The "cake" was made from frozen fruit juice, sweet potatoes, carrots and sugar cane and it lasted about 15 minutes once giant panda mama Mei Xiang and her cub Xiao Qi Ji got hold of it.
The US National Zoo's most famous tenants had an enthusiastic breakfast in front of adoring crowds as the zoo celebrated 50 years of the Smithsonian Institute's panda exchange agreement with the Chinese government.
Xiao Qi Ji's father Tian Tian largely sat out the morning festivities, munching bamboo in a neighbouring enclosure with the sounds of his chomping clearly audible during a statement by China's ambassador in Washington, Qin Gang.
Mr Qin praised the bears as "a symbol of the friendship" between the nations.
Pandas are almost entirely solitary by nature and in the wild, Tian Tian would probably never even meet his child. He received a similar cake for lunch.
The event hailed the 1972 agreement sparked by Richard Nixon's landmark first visit by a sitting US president to communist China.
Mr Nixon visited China and met with chairman Mao Zedong, a key step in normalising relations between Washington and Beijing.
During the visit, Chinese premier Zhou Enlai gifted two pandas, Ling-Ling and Hsing-Hsing, as a gesture of goodwill to the American people.
The National Zoo celebration also highlighted the success of the global giant panda breeding program, which has helped bring the animal back from the brink of extinction.
Brandie Smith, director of the National Zoo, said the pandas "represent how great conservation outcomes can be achieved through great partnerships with our Chinese colleagues".
"Being able to introduce hundreds of millions of people worldwide to pandas and inspiring them to care about their conservation for five decades, coupled with our scientific breakthroughs, is a milestone truly worth celebrating," she said.
Pandemic panda birth a 'little miracle'
Xiao Qi Ji's birth in August 2020 was hailed as a near-miracle due to Mei Xiang's advanced age and the fact that zoo staff performed the artificial insemination procedure under tight restrictions shortly after the COVID-19 pandemic shut the entire zoo.
At age 22, Mei Xiang was the oldest giant panda to successfully give birth in the United States.
Normally, they would have used a combination of frozen sperm and fresh semen extracted from Tian Tian.
But zoo officials used only frozen semen in order to minimise the number of close-quarters medical procedures.
"It was definitely a long-shot pregnancy," said Bryan Amaral, the zoo's senior curator for mammals.
In honour of that long shot, the now 20-month-old cub was given a name that translates as "little miracle".
His mid-pandemic birth sparked a fresh wave of panda-mania, with viewership on the zoo's panda-cam live stream spiking by 1,200 per cent.
"I know how passionate people are about pandas," Mr Amaral said. "I'm not surprised by that passion at all."
Crowds started streaming straight for the panda section when the zoo opened at 8am.
Sisters Lorelai and Everley Greenwell, aged 6 and 5, ran toward the enclosure chanting "Pandas!

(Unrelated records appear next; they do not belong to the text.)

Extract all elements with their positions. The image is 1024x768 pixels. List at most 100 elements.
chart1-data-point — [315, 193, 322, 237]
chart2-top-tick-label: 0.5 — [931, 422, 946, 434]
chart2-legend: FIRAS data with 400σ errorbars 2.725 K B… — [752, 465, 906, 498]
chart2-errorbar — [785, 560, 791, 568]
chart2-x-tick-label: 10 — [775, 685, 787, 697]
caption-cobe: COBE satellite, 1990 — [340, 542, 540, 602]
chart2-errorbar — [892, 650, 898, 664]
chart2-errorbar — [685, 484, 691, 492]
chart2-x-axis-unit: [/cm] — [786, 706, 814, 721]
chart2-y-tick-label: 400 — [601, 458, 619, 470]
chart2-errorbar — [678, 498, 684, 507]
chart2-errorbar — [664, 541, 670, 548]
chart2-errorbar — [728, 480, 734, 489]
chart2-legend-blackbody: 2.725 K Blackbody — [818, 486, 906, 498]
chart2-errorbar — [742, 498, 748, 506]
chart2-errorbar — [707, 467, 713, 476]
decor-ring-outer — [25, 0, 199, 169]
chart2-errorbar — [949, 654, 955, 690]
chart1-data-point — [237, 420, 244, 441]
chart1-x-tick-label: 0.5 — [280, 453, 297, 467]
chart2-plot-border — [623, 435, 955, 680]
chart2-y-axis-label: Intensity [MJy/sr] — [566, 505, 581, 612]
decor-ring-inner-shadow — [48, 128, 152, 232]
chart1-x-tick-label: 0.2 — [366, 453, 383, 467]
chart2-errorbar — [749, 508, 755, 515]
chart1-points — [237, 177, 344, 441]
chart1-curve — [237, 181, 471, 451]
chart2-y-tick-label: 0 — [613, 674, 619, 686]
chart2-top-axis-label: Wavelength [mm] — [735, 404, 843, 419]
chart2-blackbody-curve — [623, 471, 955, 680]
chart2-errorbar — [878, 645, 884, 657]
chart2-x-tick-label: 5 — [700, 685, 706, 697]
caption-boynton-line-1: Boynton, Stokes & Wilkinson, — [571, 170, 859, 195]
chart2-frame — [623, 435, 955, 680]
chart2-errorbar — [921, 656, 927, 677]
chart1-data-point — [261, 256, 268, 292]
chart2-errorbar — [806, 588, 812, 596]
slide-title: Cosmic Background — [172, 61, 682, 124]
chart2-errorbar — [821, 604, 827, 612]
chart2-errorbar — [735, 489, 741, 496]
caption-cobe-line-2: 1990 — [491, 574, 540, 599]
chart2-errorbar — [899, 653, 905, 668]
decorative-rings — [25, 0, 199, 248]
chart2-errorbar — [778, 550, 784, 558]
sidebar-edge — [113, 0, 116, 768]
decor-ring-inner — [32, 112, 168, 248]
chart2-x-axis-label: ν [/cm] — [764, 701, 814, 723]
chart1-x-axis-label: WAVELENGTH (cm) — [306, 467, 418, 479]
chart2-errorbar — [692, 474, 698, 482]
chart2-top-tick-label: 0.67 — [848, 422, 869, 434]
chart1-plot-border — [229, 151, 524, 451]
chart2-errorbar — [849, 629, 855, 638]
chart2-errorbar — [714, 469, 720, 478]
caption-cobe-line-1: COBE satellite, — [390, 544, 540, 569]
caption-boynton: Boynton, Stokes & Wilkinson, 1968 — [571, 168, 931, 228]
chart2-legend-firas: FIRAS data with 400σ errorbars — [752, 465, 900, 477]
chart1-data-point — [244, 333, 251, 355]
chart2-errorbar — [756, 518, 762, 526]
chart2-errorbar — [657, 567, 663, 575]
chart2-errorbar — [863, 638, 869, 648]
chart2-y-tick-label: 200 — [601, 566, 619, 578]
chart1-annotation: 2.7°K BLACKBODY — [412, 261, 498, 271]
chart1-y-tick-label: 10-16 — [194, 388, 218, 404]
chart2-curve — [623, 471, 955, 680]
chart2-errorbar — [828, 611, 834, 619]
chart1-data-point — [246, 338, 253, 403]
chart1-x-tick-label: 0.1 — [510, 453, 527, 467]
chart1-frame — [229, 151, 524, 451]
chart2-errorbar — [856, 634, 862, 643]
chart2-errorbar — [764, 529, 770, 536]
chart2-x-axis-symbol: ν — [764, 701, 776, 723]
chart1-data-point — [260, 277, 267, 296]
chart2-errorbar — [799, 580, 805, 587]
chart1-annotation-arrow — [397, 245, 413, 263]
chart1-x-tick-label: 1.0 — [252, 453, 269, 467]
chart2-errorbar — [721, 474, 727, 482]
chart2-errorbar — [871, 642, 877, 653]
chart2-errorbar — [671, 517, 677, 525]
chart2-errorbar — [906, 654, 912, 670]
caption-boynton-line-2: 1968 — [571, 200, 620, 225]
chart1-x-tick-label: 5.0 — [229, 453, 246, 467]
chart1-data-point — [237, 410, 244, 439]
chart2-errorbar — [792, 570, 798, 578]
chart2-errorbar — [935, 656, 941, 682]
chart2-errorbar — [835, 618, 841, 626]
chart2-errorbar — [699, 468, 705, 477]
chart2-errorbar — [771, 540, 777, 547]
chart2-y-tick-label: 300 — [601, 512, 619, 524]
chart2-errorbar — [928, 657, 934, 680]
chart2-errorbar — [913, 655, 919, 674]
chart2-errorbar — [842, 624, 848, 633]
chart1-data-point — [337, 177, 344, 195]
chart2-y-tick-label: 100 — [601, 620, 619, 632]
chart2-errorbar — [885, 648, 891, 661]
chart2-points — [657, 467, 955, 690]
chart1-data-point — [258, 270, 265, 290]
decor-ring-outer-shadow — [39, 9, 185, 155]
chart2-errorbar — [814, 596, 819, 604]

Pandas!"
They watched the cub tumble around, try to wrestle his mum and tear the zero off the giant 50 emblazoned on the frozen cake.

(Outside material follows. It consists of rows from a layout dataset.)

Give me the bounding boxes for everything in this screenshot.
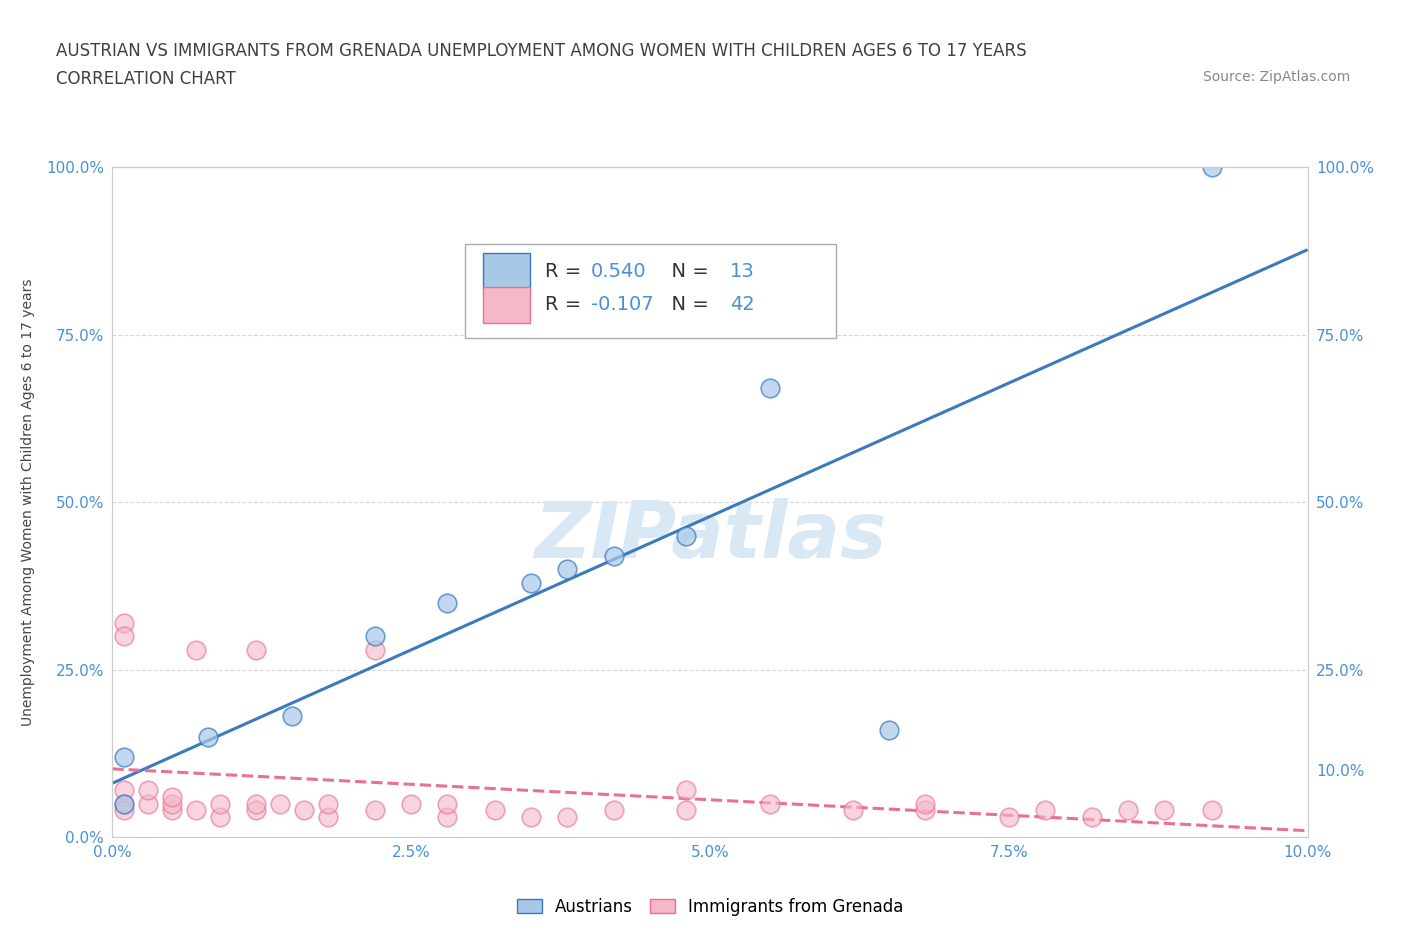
- Text: R =: R =: [546, 295, 588, 314]
- Text: 13: 13: [730, 261, 755, 281]
- Text: R =: R =: [546, 261, 588, 281]
- Text: -0.107: -0.107: [591, 295, 654, 314]
- Point: [208, 809, 231, 824]
- Point: [245, 642, 267, 657]
- Legend: Austrians, Immigrants from Grenada: Austrians, Immigrants from Grenada: [510, 891, 910, 923]
- Point: [114, 783, 135, 798]
- Point: [364, 803, 387, 817]
- Point: [520, 575, 543, 590]
- Text: N =: N =: [658, 261, 714, 281]
- Point: [1081, 809, 1104, 824]
- Point: [114, 796, 135, 811]
- Point: [186, 642, 208, 657]
- Text: 42: 42: [730, 295, 755, 314]
- Point: [1201, 803, 1223, 817]
- Point: [759, 381, 782, 396]
- Point: [245, 796, 267, 811]
- Point: [114, 629, 135, 644]
- Y-axis label: Unemployment Among Women with Children Ages 6 to 17 years: Unemployment Among Women with Children A…: [21, 278, 35, 726]
- Text: ZIPatlas: ZIPatlas: [534, 498, 886, 574]
- Point: [401, 796, 423, 811]
- Point: [292, 803, 315, 817]
- Point: [436, 595, 458, 610]
- Point: [1201, 160, 1223, 175]
- Point: [138, 796, 160, 811]
- Point: [484, 803, 506, 817]
- Point: [603, 803, 626, 817]
- Point: [759, 796, 782, 811]
- Point: [316, 809, 339, 824]
- Point: [914, 796, 936, 811]
- FancyBboxPatch shape: [465, 245, 835, 339]
- Point: [138, 783, 160, 798]
- Point: [114, 796, 135, 811]
- Point: [316, 796, 339, 811]
- Point: [603, 549, 626, 564]
- Point: [245, 803, 267, 817]
- Point: [555, 562, 578, 577]
- Point: [675, 783, 697, 798]
- Point: [162, 796, 183, 811]
- Text: 0.540: 0.540: [591, 261, 647, 281]
- Point: [114, 616, 135, 631]
- Point: [436, 796, 458, 811]
- FancyBboxPatch shape: [484, 286, 530, 323]
- Point: [436, 809, 458, 824]
- Point: [842, 803, 865, 817]
- Text: CORRELATION CHART: CORRELATION CHART: [56, 70, 236, 87]
- Point: [114, 750, 135, 764]
- Point: [364, 642, 387, 657]
- Point: [914, 803, 936, 817]
- Text: AUSTRIAN VS IMMIGRANTS FROM GRENADA UNEMPLOYMENT AMONG WOMEN WITH CHILDREN AGES : AUSTRIAN VS IMMIGRANTS FROM GRENADA UNEM…: [56, 42, 1026, 60]
- Point: [675, 528, 697, 543]
- Point: [186, 803, 208, 817]
- FancyBboxPatch shape: [484, 253, 530, 289]
- Point: [197, 729, 219, 744]
- Point: [364, 629, 387, 644]
- Point: [114, 803, 135, 817]
- Point: [520, 809, 543, 824]
- Point: [162, 790, 183, 804]
- Point: [1118, 803, 1140, 817]
- Point: [877, 723, 901, 737]
- Point: [998, 809, 1021, 824]
- Point: [269, 796, 291, 811]
- Point: [162, 803, 183, 817]
- Point: [1153, 803, 1175, 817]
- Point: [1033, 803, 1056, 817]
- Point: [675, 803, 697, 817]
- Text: N =: N =: [658, 295, 714, 314]
- Point: [208, 796, 231, 811]
- Point: [555, 809, 578, 824]
- Point: [281, 709, 304, 724]
- Text: Source: ZipAtlas.com: Source: ZipAtlas.com: [1202, 70, 1350, 84]
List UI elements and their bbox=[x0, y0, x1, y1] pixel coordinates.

"They knew this was coming," mother Kayleigh Greenwell said of her girls.
"We've been talking about it all week."
The zoo's original 1972 panda pair, Ling-Ling and Hsing-Hsing, were star attractions at the zoo for decades and became the longest-lived pandas in captivity, but panda pregnancies are notoriously tricky and none of their cubs survived.

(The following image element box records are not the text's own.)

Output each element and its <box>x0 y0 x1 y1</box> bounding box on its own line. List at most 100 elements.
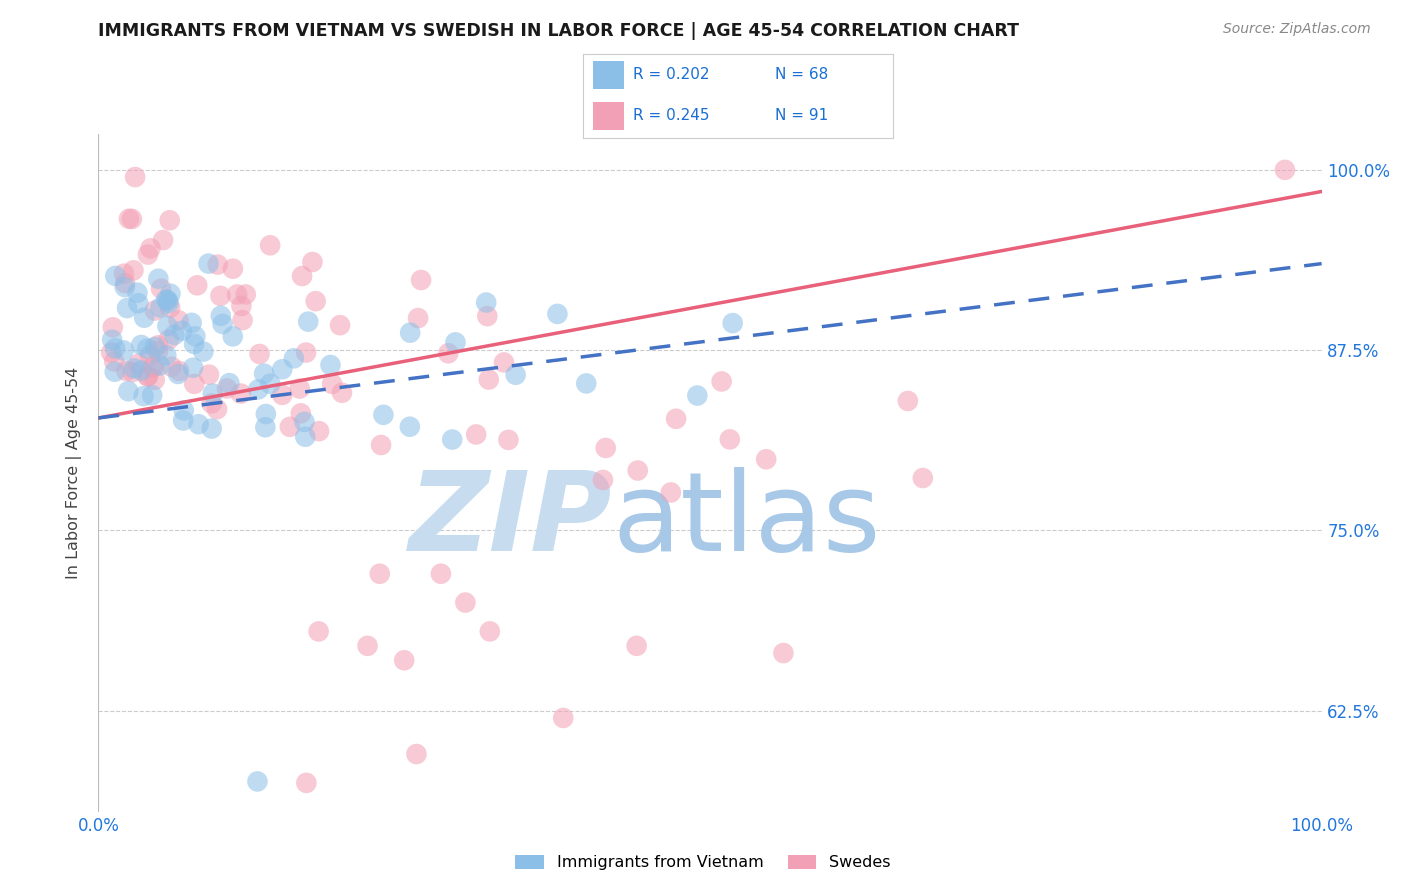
Point <box>150 282 173 296</box>
Text: R = 0.202: R = 0.202 <box>633 67 710 82</box>
Point <box>477 309 499 323</box>
Point <box>134 310 156 325</box>
Point <box>157 333 180 347</box>
Point <box>235 287 257 301</box>
Point <box>100 345 122 359</box>
Point <box>129 363 152 377</box>
Point <box>152 233 174 247</box>
Point <box>409 273 432 287</box>
Point <box>592 473 614 487</box>
Point <box>112 343 135 358</box>
Point <box>173 403 195 417</box>
Point <box>505 368 527 382</box>
Point <box>254 420 277 434</box>
Point <box>259 376 281 391</box>
Point <box>112 267 135 281</box>
Point <box>301 255 323 269</box>
Text: ZIP: ZIP <box>409 467 612 574</box>
Point <box>157 295 180 310</box>
Point <box>430 566 453 581</box>
Point <box>209 289 232 303</box>
Point <box>103 354 125 368</box>
Point <box>772 646 794 660</box>
Point <box>136 369 159 384</box>
Point <box>595 441 617 455</box>
Point <box>247 382 270 396</box>
Text: N = 91: N = 91 <box>775 108 828 123</box>
Point <box>290 406 312 420</box>
Point <box>146 344 169 359</box>
Point <box>183 376 205 391</box>
Point <box>143 340 166 354</box>
Point <box>186 278 208 293</box>
Point <box>159 286 181 301</box>
Point <box>259 238 281 252</box>
Text: IMMIGRANTS FROM VIETNAM VS SWEDISH IN LABOR FORCE | AGE 45-54 CORRELATION CHART: IMMIGRANTS FROM VIETNAM VS SWEDISH IN LA… <box>98 22 1019 40</box>
Point <box>288 382 311 396</box>
Point <box>172 413 194 427</box>
Point <box>370 438 392 452</box>
Point <box>117 384 139 399</box>
Point <box>187 417 209 432</box>
Point <box>392 653 416 667</box>
Point <box>271 388 294 402</box>
Point <box>143 303 166 318</box>
Point <box>101 333 124 347</box>
Point <box>141 388 163 402</box>
Point <box>142 359 165 374</box>
Point <box>294 415 316 429</box>
Point <box>114 276 136 290</box>
Point <box>156 293 179 308</box>
Point <box>437 346 460 360</box>
Point <box>271 362 294 376</box>
Point <box>441 433 464 447</box>
Point <box>136 342 159 356</box>
Point <box>209 309 232 323</box>
Point <box>167 367 190 381</box>
Point <box>329 318 352 333</box>
Text: R = 0.245: R = 0.245 <box>633 108 710 123</box>
Point <box>478 373 501 387</box>
Point <box>127 357 149 371</box>
Point <box>291 268 314 283</box>
Point <box>478 624 501 639</box>
Point <box>121 211 143 226</box>
Point <box>659 485 682 500</box>
Point <box>406 311 429 326</box>
Point <box>149 359 172 373</box>
Point <box>253 367 276 381</box>
Point <box>200 396 222 410</box>
Point <box>127 296 149 310</box>
Point <box>222 261 245 276</box>
Point <box>295 345 318 359</box>
Point <box>163 328 186 343</box>
Point <box>229 386 252 401</box>
Point <box>136 247 159 261</box>
Bar <box>593 62 624 89</box>
Point <box>115 301 138 315</box>
Point <box>121 365 143 379</box>
Point <box>211 317 233 331</box>
Point <box>122 263 145 277</box>
Point <box>129 338 152 352</box>
Point <box>465 427 488 442</box>
Point <box>278 420 301 434</box>
Point <box>218 376 240 391</box>
Point <box>114 280 136 294</box>
Point <box>718 433 741 447</box>
Point <box>155 293 177 307</box>
Point <box>911 471 934 485</box>
Point <box>232 313 254 327</box>
Point <box>143 373 166 387</box>
Point <box>897 394 920 409</box>
Point <box>201 386 224 401</box>
Point <box>159 301 181 315</box>
Point <box>686 388 709 402</box>
Point <box>308 424 330 438</box>
Point <box>149 301 172 315</box>
Point <box>181 360 204 375</box>
Point <box>498 433 520 447</box>
Point <box>294 430 316 444</box>
Text: Source: ZipAtlas.com: Source: ZipAtlas.com <box>1223 22 1371 37</box>
Point <box>295 776 318 790</box>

Mei Xiang and Tian Tian arrived in 2000 and the pair has successfully birthed three other cubs: Tai Shan, Bao Bao and Bei Bei — also by artificial insemination.
All were transported to China at age four, under the terms of the zoo's agreement with the Chinese government.
Similar agreements with zoos around the world have helped revitalise the giant panda population.
Down to just over 1,000 bears in the 1980s, the species has since been removed from the lists of animals in danger of extinction.